Airing on Tuesday, Sept. 25 and repeating Wednesday, Sept. 26, on PBS stations (check local listings; channel, dates and times may vary), acclaimed documentarian Ken Burns’ latest effort, The Mayo Clinic: Faith – Hope – Science explores the history of the famed Minnesota hospital and medical-research facility … and finds some determined Franciscan nuns.
From the press release:
When a deadly tornado tore through their small community in 1883, the Mayos took charge of recovery efforts, enlisting the help of the nearby Sisters of Saint Francis to care for patients. Afterwards, Mother Alfred Moes, the leader of the convent, told Dr. Mayo she had a vision from God that instructed her to build a hospital, with him as its director. She believed it would become “world renowned for its medical arts.”
Blending historical narrative with contemporary patient stories, THE MAYO CLINIC: FAITH – HOPE – SCIENCE is a timely look at how one institution has met the changing demands of healthcare for 150 years—and what that can teach us about facing the challenges of patient care today.
Born in Luxembourg, Mother Alfred Moes was the founder of the Sisters of St. Francis of Mary Immaculate, who eventually became a teaching order in the Midwest. They cared for orphans and educated girls from early childhood through their teens.
From her bio at the order’s site:
Our Lady of Lourdes Academy and several other schools under Mother Alfred’s direction were flourishing in Minnesota, when on August 21, 1883, a tornado ravished the area. Mother Alfred and her Sisters opened their schools to the victims. After this experience, Mother Alfred recognized the great need for a hospital. She petitioned Dr. Mayo to plan and staff a hospital at the expense of the Sisters. Within a few years, on September 30, 1889, Mother Alfred opened St. Mary Hospital, Rochester, Minnesota, which eventually became the renowned Mayo Clinic.

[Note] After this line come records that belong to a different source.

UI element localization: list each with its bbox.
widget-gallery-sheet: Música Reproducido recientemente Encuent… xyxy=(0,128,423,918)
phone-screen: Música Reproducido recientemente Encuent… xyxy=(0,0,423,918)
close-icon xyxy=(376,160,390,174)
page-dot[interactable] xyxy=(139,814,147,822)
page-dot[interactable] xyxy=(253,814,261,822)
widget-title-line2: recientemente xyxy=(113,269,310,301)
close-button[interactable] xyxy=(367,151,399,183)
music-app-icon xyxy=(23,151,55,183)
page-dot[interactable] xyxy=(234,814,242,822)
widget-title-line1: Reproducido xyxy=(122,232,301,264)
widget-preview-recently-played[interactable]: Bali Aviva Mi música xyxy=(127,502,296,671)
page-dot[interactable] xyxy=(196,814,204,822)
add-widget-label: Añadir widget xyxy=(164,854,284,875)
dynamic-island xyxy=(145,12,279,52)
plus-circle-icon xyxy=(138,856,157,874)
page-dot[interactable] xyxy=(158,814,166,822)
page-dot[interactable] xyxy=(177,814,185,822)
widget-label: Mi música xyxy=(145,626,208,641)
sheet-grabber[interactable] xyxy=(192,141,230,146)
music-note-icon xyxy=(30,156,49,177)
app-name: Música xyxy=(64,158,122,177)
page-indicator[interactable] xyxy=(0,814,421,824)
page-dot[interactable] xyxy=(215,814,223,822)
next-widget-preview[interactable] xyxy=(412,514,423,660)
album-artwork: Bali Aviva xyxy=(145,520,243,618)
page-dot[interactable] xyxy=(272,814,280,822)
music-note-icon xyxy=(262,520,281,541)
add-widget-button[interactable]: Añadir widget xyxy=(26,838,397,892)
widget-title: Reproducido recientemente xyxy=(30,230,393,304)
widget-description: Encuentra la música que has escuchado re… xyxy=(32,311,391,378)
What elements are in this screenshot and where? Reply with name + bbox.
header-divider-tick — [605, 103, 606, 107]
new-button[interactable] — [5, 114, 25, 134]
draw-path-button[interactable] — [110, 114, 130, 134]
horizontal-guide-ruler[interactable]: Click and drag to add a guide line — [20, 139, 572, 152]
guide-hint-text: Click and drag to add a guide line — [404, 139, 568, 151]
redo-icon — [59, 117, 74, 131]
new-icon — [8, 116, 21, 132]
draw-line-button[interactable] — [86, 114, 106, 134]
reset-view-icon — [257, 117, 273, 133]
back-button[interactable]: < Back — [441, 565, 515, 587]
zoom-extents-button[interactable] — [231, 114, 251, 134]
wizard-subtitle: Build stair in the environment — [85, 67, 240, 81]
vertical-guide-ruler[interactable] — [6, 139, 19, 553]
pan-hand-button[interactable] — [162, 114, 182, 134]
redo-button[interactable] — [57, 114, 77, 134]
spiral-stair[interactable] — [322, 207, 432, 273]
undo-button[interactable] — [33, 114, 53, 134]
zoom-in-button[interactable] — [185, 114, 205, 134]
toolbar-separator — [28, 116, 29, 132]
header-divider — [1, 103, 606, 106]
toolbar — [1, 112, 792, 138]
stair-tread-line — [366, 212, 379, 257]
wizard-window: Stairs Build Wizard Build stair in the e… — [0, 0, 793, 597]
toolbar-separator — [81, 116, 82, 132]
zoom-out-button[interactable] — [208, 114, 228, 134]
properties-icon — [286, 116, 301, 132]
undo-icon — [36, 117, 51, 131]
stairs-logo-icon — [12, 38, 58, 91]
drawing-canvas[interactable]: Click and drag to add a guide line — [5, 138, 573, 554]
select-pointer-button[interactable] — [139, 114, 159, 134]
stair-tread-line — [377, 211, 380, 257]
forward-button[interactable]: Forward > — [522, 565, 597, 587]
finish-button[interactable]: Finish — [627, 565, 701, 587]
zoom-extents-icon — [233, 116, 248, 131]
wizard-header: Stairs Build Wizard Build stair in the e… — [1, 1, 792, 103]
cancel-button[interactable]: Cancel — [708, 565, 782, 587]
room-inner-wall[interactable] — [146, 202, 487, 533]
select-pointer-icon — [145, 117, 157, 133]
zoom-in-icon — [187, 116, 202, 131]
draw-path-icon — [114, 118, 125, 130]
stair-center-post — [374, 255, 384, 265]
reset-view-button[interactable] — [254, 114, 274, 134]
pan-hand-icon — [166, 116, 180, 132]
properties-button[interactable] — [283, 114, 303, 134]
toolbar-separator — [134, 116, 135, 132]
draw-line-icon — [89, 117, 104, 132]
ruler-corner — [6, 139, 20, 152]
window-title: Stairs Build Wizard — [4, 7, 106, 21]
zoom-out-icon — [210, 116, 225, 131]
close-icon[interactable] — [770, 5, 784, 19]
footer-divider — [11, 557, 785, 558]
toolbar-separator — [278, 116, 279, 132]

Although Mother Alfred died in St. Paul, Minnesota, on December 18, 1899, her ministry, as that of St. Francis of Assisi, “to rebuild the church” continues to this day by the Congregations known as “Al’s gals.”
It’s clear from Burns’ documentary that St. Mary’s, and the eventual Mayo Clinic, would not have been possible without the physical and fundraising efforts of the sisters, who transformed themselves in many cases from teachers into nurses.
The sisters remain involved with the world-renowned clinic to this day, which maintains a St. Mary’s Campus as part of the overall Mayo Clinic property.
Burns’ documentary not only highlights the Church’s long involvement with healthcare — stretching back centuries — but shows how the involvement of a higher purposes and a higher calling can elevate science.
Said Burns; “The history of healthcare is a larger reflection of who we are as a nation. It includes advances in science and technology, but also touches on more universal themes of love and compassion. This is an extraordinary story that places our fundamental need to care for each other within the larger framework of America’s healthcare system and modern medicine.”
The two-hour documentary airs at 9 p.m. ET/PT on Tuesday, Sept. 25, on many PBS stations; and repeats on Wednesday, Sept. 26, at 10 p.m. ET.